Note that the size of name is fixed after it is defined, and will not able to store strings longer than the initializer.

Do not use gets ; if you enter a string that's too long for the array, it will write those extra characters to whatever follows the array. This is known as a buffer overflow, and can lead to anything from corrupted data, a runtime error, or branching to a random location in your program. Buffer overflows are a common malware exploit. Use fgets instead, as it allows you to limit how many characters get written to the target.

Answer 2

The declaration and assignment:

char name[1] = "smti prajapati";

Can never work because you assign a string with 14 characters plus the null byte to a char array that only has space for 1 character.

The reason why you don't get errors or warnings with some ill-formed code can be explained by leeway given by C to the programmer, compilers are not mandated to issue warnings due to some types of ill-formed code like your own, this falls in the category of undefined behavior , and it's up to the programmer to avoid it.

You could use:

char name[] = "smti prajapati";

This way the size of the array will be deduced when initialized.

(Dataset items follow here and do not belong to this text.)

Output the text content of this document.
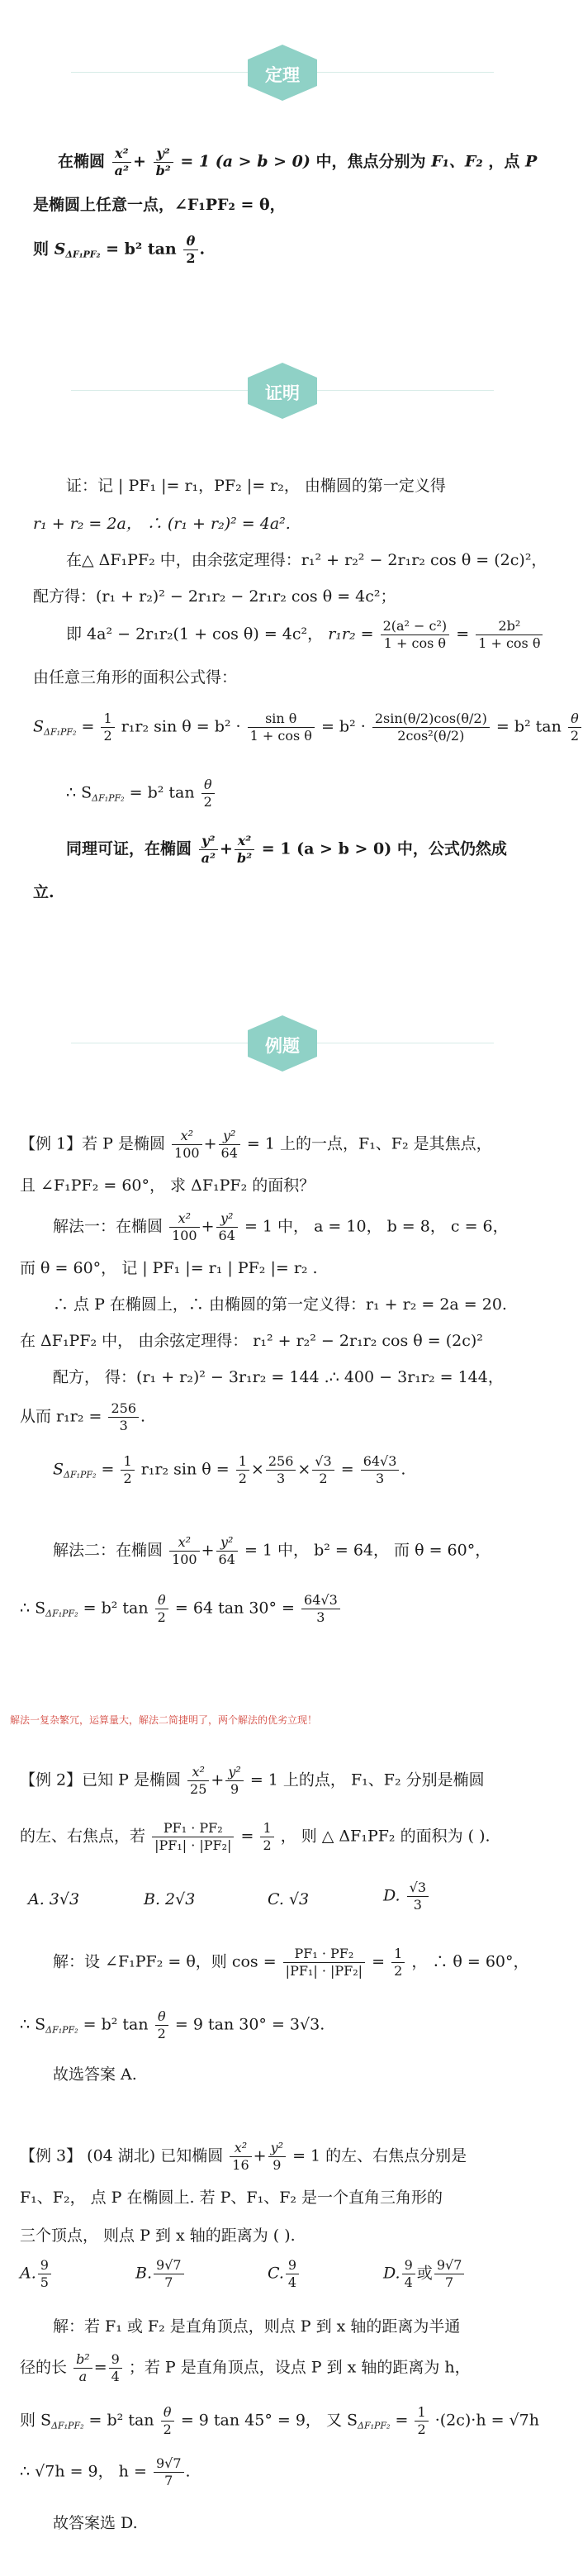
定理
在椭圆 $\frac{\text{x²}}{\text{a²}} + \frac{\text{y²}}{\text{b²}} = 1$ (a > b > 0) 中，焦点分别为 F₁、F₂ ，点 P
是椭圆上任意一点，∠F₁PF₂ = θ，
则 $S_{\Delta F_1PF_2} = b^2$ $\tan \frac{\theta}{2}$ .
证明
证：记 | PF₁ |= r₁，PF₂ |= r₂， 由椭圆的第一定义得
r₁ + r₂ = 2a， ∴ (r₁ + r₂)² = 4a².
在△ ΔF₁PF₂ 中，由余弦定理得：r₁² + r₂² − 2r₁r₂ cos θ = (2c)²，
配方得：(r₁ + r₂)² − 2r₁r₂ − 2r₁r₂ cos θ = 4c²；
即 4a² − 2r₁r₂(1 + cos θ) = 4c²， $r_1r_2 = \frac{\text{2(a² − c²)}}{\text{1 + cos θ}} = \frac{\text{2b²}}{\text{1 + cos θ}}$
由任意三角形的面积公式得：
$S_{\Delta F_1PF_2} = \frac{1}{2} r_1r_2$ $\sin \theta = b^2 \cdot \frac{\text{sin θ}}{\text{1 + cos θ}} = b^2 \cdot \frac{2\sin(\theta/2)\cos(\theta/2)}{\text{2cos²(θ/2)}} = b^2$ $\tan \frac{\theta}{2}$
∴ $S_{\Delta F_1PF_2} = b^2$ $\tan \frac{\theta}{2}$
同理可证，在椭圆 $\frac{\text{y²}}{\text{a²}} + \frac{\text{x²}}{\text{b²}} = 1$ (a > b > 0) 中，公式仍然成
立.
例题
【例 1】若 P 是椭圆 $\frac{\text{x²}}{100} + \frac{\text{y²}}{64} = 1$ 上的一点，F₁、F₂ 是其焦点，
且 ∠F₁PF₂ = 60°， 求 ΔF₁PF₂ 的面积？
解法一：在椭圆 $\frac{\text{x²}}{100} + \frac{\text{y²}}{64} = 1$ 中， a = 10， b = 8， c = 6，
而 θ = 60°， 记 | PF₁ |= r₁ | PF₂ |= r₂ .
∴ 点 P 在椭圆上，∴ 由椭圆的第一定义得：r₁ + r₂ = 2a = 20.
在 ΔF₁PF₂ 中， 由余弦定理得： r₁² + r₂² − 2r₁r₂ cos θ = (2c)²
配方， 得：(r₁ + r₂)² − 3r₁r₂ = 144 .∴ 400 − 3r₁r₂ = 144，
从而 $r_1r_2 = \frac{256}{3}$ .
$S_{\Delta F_1PF_2} = \frac{1}{2} r_1r_2$ $\sin \theta = \frac{1}{2} \times \frac{256}{3} \times \frac{√3}{2} = \frac{64√3}{3}$ .
解法二：在椭圆 $\frac{\text{x²}}{100} + \frac{\text{y²}}{64} = 1$ 中， b² = 64， 而 θ = 60°，
∴ $S_{\Delta F_1PF_2} = b^2$ $\tan \frac{\theta}{2} = 64$ $\tan 30^\circ = \frac{64√3}{3}$
解法一复杂繁冗，运算量大，解法二简捷明了，两个解法的优劣立现！
【例 2】已知 P 是椭圆 $\frac{\text{x²}}{25} + \frac{\text{y²}}{9} = 1$ 上的点， F₁、F₂ 分别是椭圆
的左、右焦点，若 $\frac{\text{PF₁ · PF₂}}{\text{|PF₁| · |PF₂|}} = \frac{1}{2}$ ， 则 △ ΔF₁PF₂ 的面积为 ( ).
A. 3√3	B. 2√3	C. √3	D. $\frac{√3}{3}$
解：设 ∠F₁PF₂ = θ，则 $\cos = \frac{\text{PF₁ · PF₂}}{\text{|PF₁| · |PF₂|}} = \frac{1}{2}$ ， ∴ θ = 60°，
∴ $S_{\Delta F_1PF_2} = b^2$ $\tan \frac{\theta}{2} = 9$ tan 30° = 3√3.
故选答案 A.
【例 3】 (04 湖北) 已知椭圆 $\frac{\text{x²}}{16} + \frac{\text{y²}}{9} = 1$ 的左、右焦点分别是
F₁、F₂， 点 P 在椭圆上. 若 P、F₁、F₂ 是一个直角三角形的
三个顶点， 则点 P 到 x 轴的距离为 ( ).
A. $\frac{9}{5}$	B. $\frac{9√7}{7}$	C. $\frac{9}{4}$	D. $\frac{9}{4}$ 或 $\frac{9√7}{7}$
解：若 F₁ 或 F₂ 是直角顶点，则点 P 到 x 轴的距离为半通
径的长 $\frac{\text{b²}}{a} = \frac{9}{4}$ ；若 P 是直角顶点，设点 P 到 x 轴的距离为 h，
则 $S_{\Delta F_1PF_2} = b^2$ $\tan \frac{\theta}{2} = 9$ tan 45° = 9， 又 $S_{\Delta F_1PF_2} = \frac{1}{2} \cdot(2c)\cdot h = √7h$
∴ √7h = 9， $h = \frac{9√7}{7}$ .
故答案选 D.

Or if you want to explicitly use a size:

char name[15] = "smti prajapati";

Note that I added an extra space for the null byte, it is mandatory if you want to handle name as a propper string. Also note that once the char array is given a size, it will not change, so when you store other strings in name keep that in mind.

---

The other problem is gets , you should never use it, it's a very dangerous function, it does not check the bounds of the destination buffer and therefore can easily cause a buffer overflow and that can cause all kinds of trouble . Recent compilers don't even support it anymore as it was deprecated and later removed from the C standard.

Even those which do still support it often issue warnings similar to:

warning: the `gets' function is dangerous and should not be used.

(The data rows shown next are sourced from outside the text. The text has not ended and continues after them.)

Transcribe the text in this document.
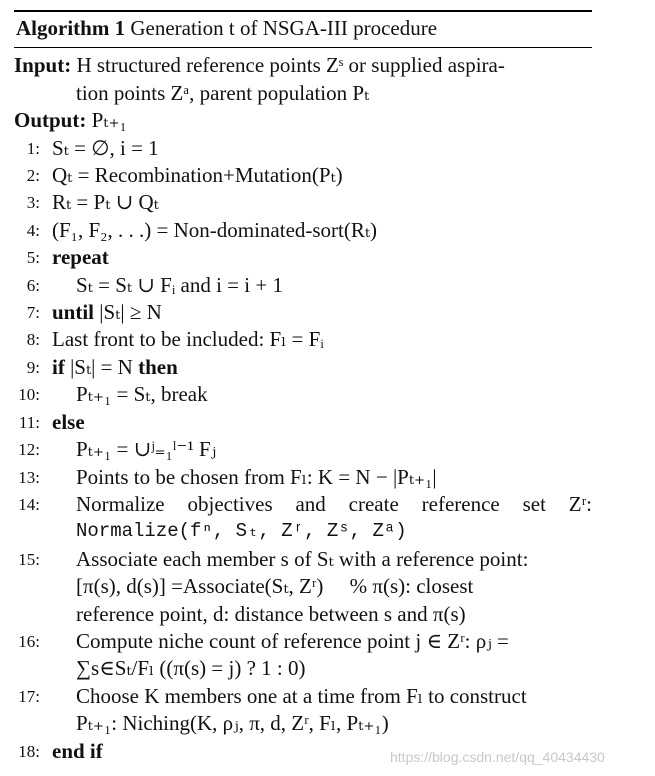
Algorithm 1 Generation t of NSGA-III procedure
Input: H structured reference points Zˢ or supplied aspira-
tion points Zᵃ, parent population Pₜ
Output: Pₜ₊₁
1: Sₜ = ∅, i = 1
2: Qₜ = Recombination+Mutation(Pₜ)
3: Rₜ = Pₜ ∪ Qₜ
4: (F₁, F₂, . . .) = Non-dominated-sort(Rₜ)
5: repeat
6: Sₜ = Sₜ ∪ Fᵢ and i = i + 1
7: until |Sₜ| ≥ N
8: Last front to be included: Fₗ = Fᵢ
9: if |Sₜ| = N then
10: Pₜ₊₁ = Sₜ, break
11: else
12: Pₜ₊₁ = ∪ʲ₌₁ˡ⁻¹ Fⱼ
13: Points to be chosen from Fₗ: K = N − |Pₜ₊₁|
14: Normalize objectives and create reference set Zʳ:
Normalize(fⁿ, Sₜ, Zʳ, Zˢ, Zᵃ)
15: Associate each member s of Sₜ with a reference point:
[π(s), d(s)] =Associate(Sₜ, Zʳ)     % π(s): closest
reference point, d: distance between s and π(s)
16: Compute niche count of reference point j ∈ Zʳ: ρⱼ =
∑s∈Sₜ/Fₗ ((π(s) = j) ? 1 : 0)
17: Choose K members one at a time from Fₗ to construct
Pₜ₊₁: Niching(K, ρⱼ, π, d, Zʳ, Fₗ, Pₜ₊₁)
18: end if	https://blog.csdn.net/qq_40434430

Here are two examples of the output of two modern compilers when you use it.

Summarizing and concluding, use fgets instead:

fgets(name, sizeof name, stdin);

Answer 3

When you use arrays in C you are using a fixed memory space. If I want to save "Hello World!" in memory, I have to reserve an array of length 13. In C it looks as:

char aString[13] = "Hello World!"

It may go as high as 20, but no lower than 13. Why? Strings have characters that we care and the last one is the null character (its value is 0). So, you need to reserve thirteen characters.

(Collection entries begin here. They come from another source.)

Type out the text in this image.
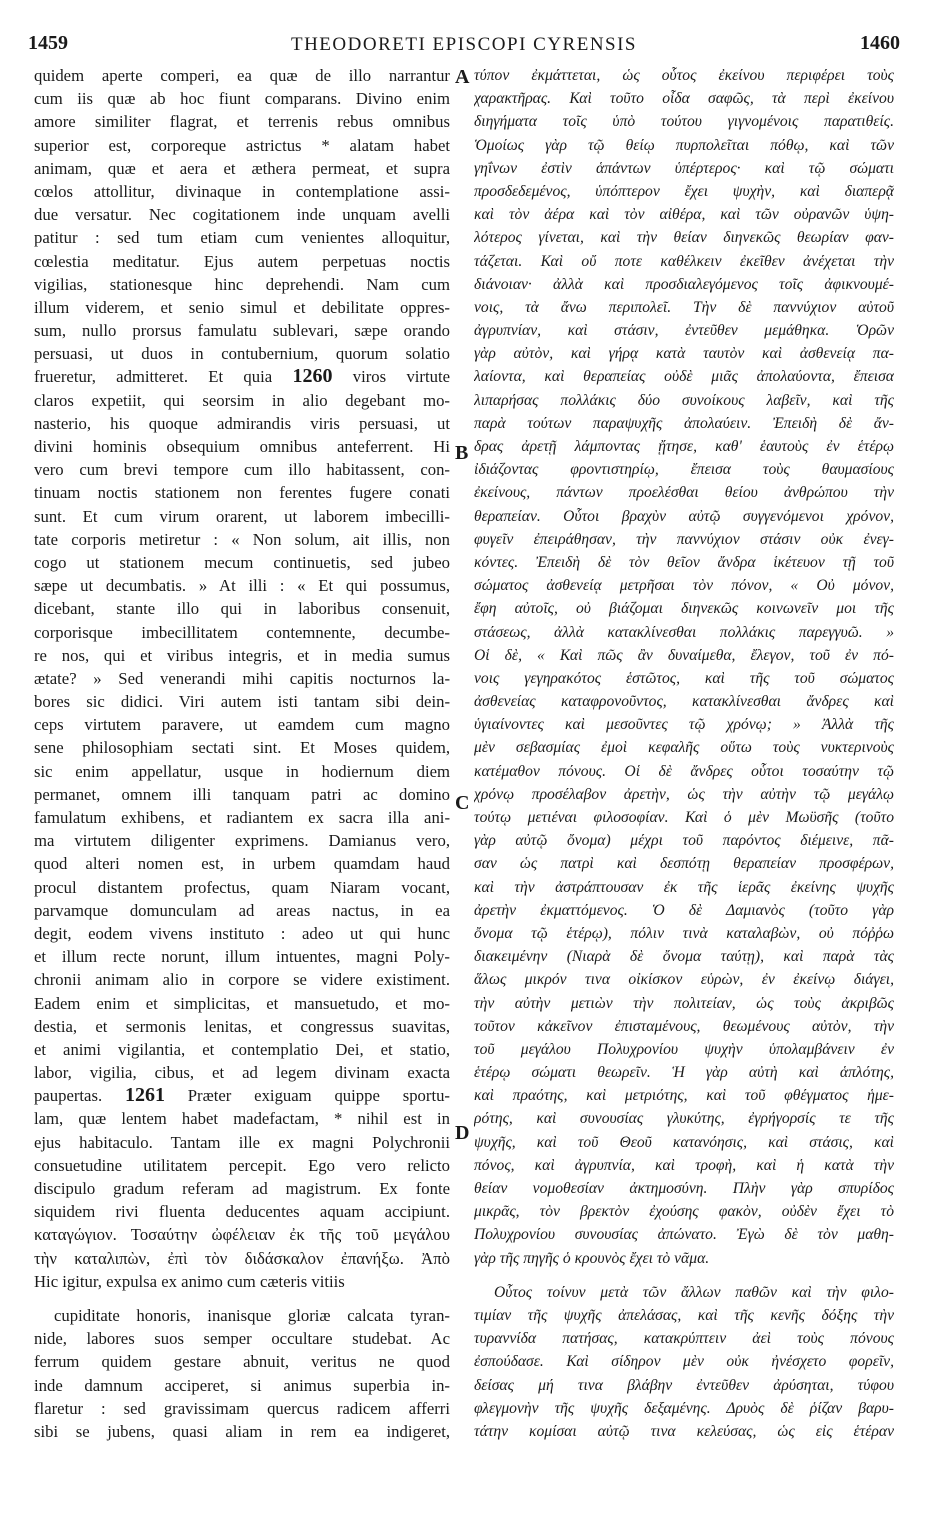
1459	THEODORETI EPISCOPI CYRENSIS	1460
quidem aperte comperi, ea quæ de illo narrantur
cum iis quæ ab hoc fiunt comparans. Divino enim
amore similiter flagrat, et terrenis rebus omnibus
superior est, corporeque astrictus * alatam habet
animam, quæ et aera et æthera permeat, et supra
cœlos attollitur, divinaque in contemplatione assi-
due versatur. Nec cogitationem inde unquam avelli
patitur : sed tum etiam cum venientes alloquitur,
cœlestia meditatur. Ejus autem perpetuas noctis
vigilias, stationesque hinc deprehendi. Nam cum
illum viderem, et senio simul et debilitate oppres-
sum, nullo prorsus famulatu sublevari, sæpe orando
persuasi, ut duos in contubernium, quorum solatio
frueretur, admitteret. Et quia 1260 viros virtute
claros expetiit, qui seorsim in alio degebant mo-
nasterio, his quoque admirandis viris persuasi, ut
divini hominis obsequium omnibus anteferrent. Hi
vero cum brevi tempore cum illo habitassent, con-
tinuam noctis stationem non ferentes fugere conati
sunt. Et cum virum orarent, ut laborem imbecilli-
tate corporis metiretur : « Non solum, ait illis, non
cogo ut stationem mecum continuetis, sed jubeo
sæpe ut decumbatis. » At illi : « Et qui possumus,
dicebant, stante illo qui in laboribus consenuit,
corporisque imbecillitatem contemnente, decumbe-
re nos, qui et viribus integris, et in media sumus
ætate? » Sed venerandi mihi capitis nocturnos la-
bores sic didici. Viri autem isti tantam sibi dein-
ceps virtutem paravere, ut eamdem cum magno
sene philosophiam sectati sint. Et Moses quidem,
sic enim appellatur, usque in hodiernum diem
permanet, omnem illi tanquam patri ac domino
famulatum exhibens, et radiantem ex sacra illa ani-
ma virtutem diligenter exprimens. Damianus vero,
quod alteri nomen est, in urbem quamdam haud
procul distantem profectus, quam Niaram vocant,
parvamque domunculam ad areas nactus, in ea
degit, eodem vivens instituto : adeo ut qui hunc
et illum recte norunt, illum intuentes, magni Poly-
chronii animam alio in corpore se videre existiment.
Eadem enim et simplicitas, et mansuetudo, et mo-
destia, et sermonis lenitas, et congressus suavitas,
et animi vigilantia, et contemplatio Dei, et statio,
labor, vigilia, cibus, et ad legem divinam exacta
paupertas. 1261 Præter exiguam quippe sportu-
lam, quæ lentem habet madefactam, * nihil est in
ejus habitaculo. Tantam ille ex magni Polychronii
consuetudine utilitatem percepit. Ego vero relicto
discipulo gradum referam ad magistrum. Ex fonte
siquidem rivi fluenta deducentes aquam accipiunt.
καταγώγιον. Τοσαύτην ὠφέλειαν ἐκ τῆς τοῦ μεγάλου
τὴν καταλιπὼν, ἐπὶ τὸν διδάσκαλον ἐπανήξω. Ἀπὸ
Hic igitur, expulsa ex animo cum cæteris vitiis
cupiditate honoris, inanisque gloriæ calcata tyran-
nide, labores suos semper occultare studebat. Ac
ferrum quidem gestare abnuit, veritus ne quod
inde damnum acciperet, si animus superbia in-
flaretur : sed gravissimam quercus radicem afferri
sibi se jubens, quasi aliam in rem ea indigeret,
τύπον ἐκμάττεται, ὡς οὗτος ἐκείνου περιφέρει τοὺς
χαρακτῆρας. Καὶ τοῦτο οἶδα σαφῶς, τὰ περὶ ἐκείνου
διηγήματα τοῖς ὑπὸ τούτου γιγνομένοις παρατιθείς.
Ὁμοίως γὰρ τῷ θείῳ πυρπολεῖται πόθῳ, καὶ τῶν
γηΐνων ἐστὶν ἁπάντων ὑπέρτερος· καὶ τῷ σώματι
προσδεδεμένος, ὑπόπτερον ἔχει ψυχὴν, καὶ διαπερᾷ
καὶ τὸν ἀέρα καὶ τὸν αἰθέρα, καὶ τῶν οὐρανῶν ὑψη-
λότερος γίνεται, καὶ τὴν θείαν διηνεκῶς θεωρίαν φαν-
τάζεται. Καὶ οὔ ποτε καθέλκειν ἐκεῖθεν ἀνέχεται τὴν
διάνοιαν· ἀλλὰ καὶ προσδιαλεγόμενος τοῖς ἀφικνουμέ-
νοις, τὰ ἄνω περιπολεῖ. Τὴν δὲ παννύχιον αὐτοῦ
ἀγρυπνίαν, καὶ στάσιν, ἐντεῦθεν μεμάθηκα. Ὁρῶν
γὰρ αὐτὸν, καὶ γήρᾳ κατὰ ταυτὸν καὶ ἀσθενείᾳ πα-
λαίοντα, καὶ θεραπείας οὐδὲ μιᾶς ἀπολαύοντα, ἔπεισα
λιπαρήσας πολλάκις δύο συνοίκους λαβεῖν, καὶ τῆς
παρὰ τούτων παραψυχῆς ἀπολαύειν. Ἐπειδὴ δὲ ἄν-
δρας ἀρετῇ λάμποντας ᾔτησε, καθ' ἑαυτοὺς ἐν ἑτέρῳ
ἰδιάζοντας φροντιστηρίῳ, ἔπεισα τοὺς θαυμασίους
ἐκείνους, πάντων προελέσθαι θείου ἀνθρώπου τὴν
θεραπείαν. Οὗτοι βραχὺν αὐτῷ συγγενόμενοι χρόνον,
φυγεῖν ἐπειράθησαν, τὴν παννύχιον στάσιν οὐκ ἐνεγ-
κόντες. Ἐπειδὴ δὲ τὸν θεῖον ἄνδρα ἱκέτευον τῇ τοῦ
σώματος ἀσθενείᾳ μετρῆσαι τὸν πόνον, « Οὐ μόνον,
ἔφη αὐτοῖς, οὐ βιάζομαι διηνεκῶς κοινωνεῖν μοι τῆς
στάσεως, ἀλλὰ κατακλίνεσθαι πολλάκις παρεγγυῶ. »
Οἱ δὲ, « Καὶ πῶς ἂν δυναίμεθα, ἔλεγον, τοῦ ἐν πό-
νοις γεγηρακότος ἑστῶτος, καὶ τῆς τοῦ σώματος
ἀσθενείας καταφρονοῦντος, κατακλίνεσθαι ἄνδρες καὶ
ὑγιαίνοντες καὶ μεσοῦντες τῷ χρόνῳ; » Ἀλλὰ τῆς
μὲν σεβασμίας ἐμοὶ κεφαλῆς οὕτω τοὺς νυκτερινοὺς
κατέμαθον πόνους. Οἱ δὲ ἄνδρες οὗτοι τοσαύτην τῷ
χρόνῳ προσέλαβον ἀρετὴν, ὡς τὴν αὐτὴν τῷ μεγάλῳ
τούτῳ μετιέναι φιλοσοφίαν. Καὶ ὁ μὲν Μωϋσῆς (τοῦτο
γὰρ αὐτῷ ὄνομα) μέχρι τοῦ παρόντος διέμεινε, πᾶ-
σαν ὡς πατρὶ καὶ δεσπότῃ θεραπείαν προσφέρων,
καὶ τὴν ἀστράπτουσαν ἐκ τῆς ἱερᾶς ἐκείνης ψυχῆς
ἀρετὴν ἐκματτόμενος. Ὁ δὲ Δαμιανὸς (τοῦτο γὰρ
ὄνομα τῷ ἑτέρῳ), πόλιν τινὰ καταλαβὼν, οὐ πόῤῥω
διακειμένην (Νιαρὰ δὲ ὄνομα ταύτῃ), καὶ παρὰ τὰς
ἅλως μικρόν τινα οἰκίσκον εὑρὼν, ἐν ἐκείνῳ διάγει,
τὴν αὐτὴν μετιὼν τὴν πολιτείαν, ὡς τοὺς ἀκριβῶς
τοῦτον κἀκεῖνον ἐπισταμένους, θεωμένους αὐτὸν, τὴν
τοῦ μεγάλου Πολυχρονίου ψυχὴν ὑπολαμβάνειν ἐν
ἑτέρῳ σώματι θεωρεῖν. Ἡ γὰρ αὐτὴ καὶ ἁπλότης,
καὶ πραότης, καὶ μετριότης, καὶ τοῦ φθέγματος ἡμε-
ρότης, καὶ συνουσίας γλυκύτης, ἐγρήγορσίς τε τῆς
ψυχῆς, καὶ τοῦ Θεοῦ κατανόησις, καὶ στάσις, καὶ
πόνος, καὶ ἀγρυπνία, καὶ τροφὴ, καὶ ἡ κατὰ τὴν
θείαν νομοθεσίαν ἀκτημοσύνη. Πλὴν γὰρ σπυρίδος
μικρᾶς, τὸν βρεκτὸν ἐχούσης φακὸν, οὐδὲν ἔχει τὸ
Πολυχρονίου συνουσίας ἀπώνατο. Ἐγὼ δὲ τὸν μαθη-
γὰρ τῆς πηγῆς ὁ κρουνὸς ἔχει τὸ νᾶμα.
Οὗτος τοίνυν μετὰ τῶν ἄλλων παθῶν καὶ τὴν φιλο-
τιμίαν τῆς ψυχῆς ἀπελάσας, καὶ τῆς κενῆς δόξης τὴν
τυραννίδα πατήσας, κατακρύπτειν ἀεὶ τοὺς πόνους
ἐσπούδασε. Καὶ σίδηρον μὲν οὐκ ἠνέσχετο φορεῖν,
δείσας μή τινα βλάβην ἐντεῦθεν ἀρύσηται, τύφου
φλεγμονὴν τῆς ψυχῆς δεξαμένης. Δρυὸς δὲ ῥίζαν βαρυ-
τάτην κομίσαι αὐτῷ τινα κελεύσας, ὡς εἰς ἑτέραν
A
B
C
D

In your code you are reserving only 1 byte (1 character). At least, you have to reserve 15 bytes.

Try this code:

#include<stdio.h>

int main()
{
    char name[15]="smti prajapati";

    printf("Print the name througth the initilizing : ");
    puts(name);


    printf("Enter the name : ");
    gets(name);
    printf("Print the name througth the user : ");
    puts(name);

    return 0;
}

I compiled the code without problems. Also, you are able to not specify the length and It is going to work right. The best solution is dynamic memory. Avoid gets(). It has security issues. Instead, use fgets().

Answer 4

You have a number of misunderstandings. Let's look at them in order.

in the c language we know, the string is known as a null-terminated character** array

In C, a string is a null-terminated array of char . It is very common to refer to a string using a character pointer, char * . It may have been a typo when you said "character**", but type char ** is a pointer-to-pointer, which is something else.

when we declare char name[5]; it means the string store at least 4 characters value and null value.

Correct.

char name[1]="smti prajapati";

This is incorrect. Your compiler correctly warned you: warning: initializer-string for array of chars is too long

when we have entered a name that contains more than 5 characters it is accepted and prints all characters.

Right. Sometimes, when you break the rules, you get away with it.

In this case, the compiler does not throw the warning.

Right. C does not always detect or complain about buffer overflow. In general, it is your responsibility to make sure your arrays are allocated large enough for the strings you try to store in them.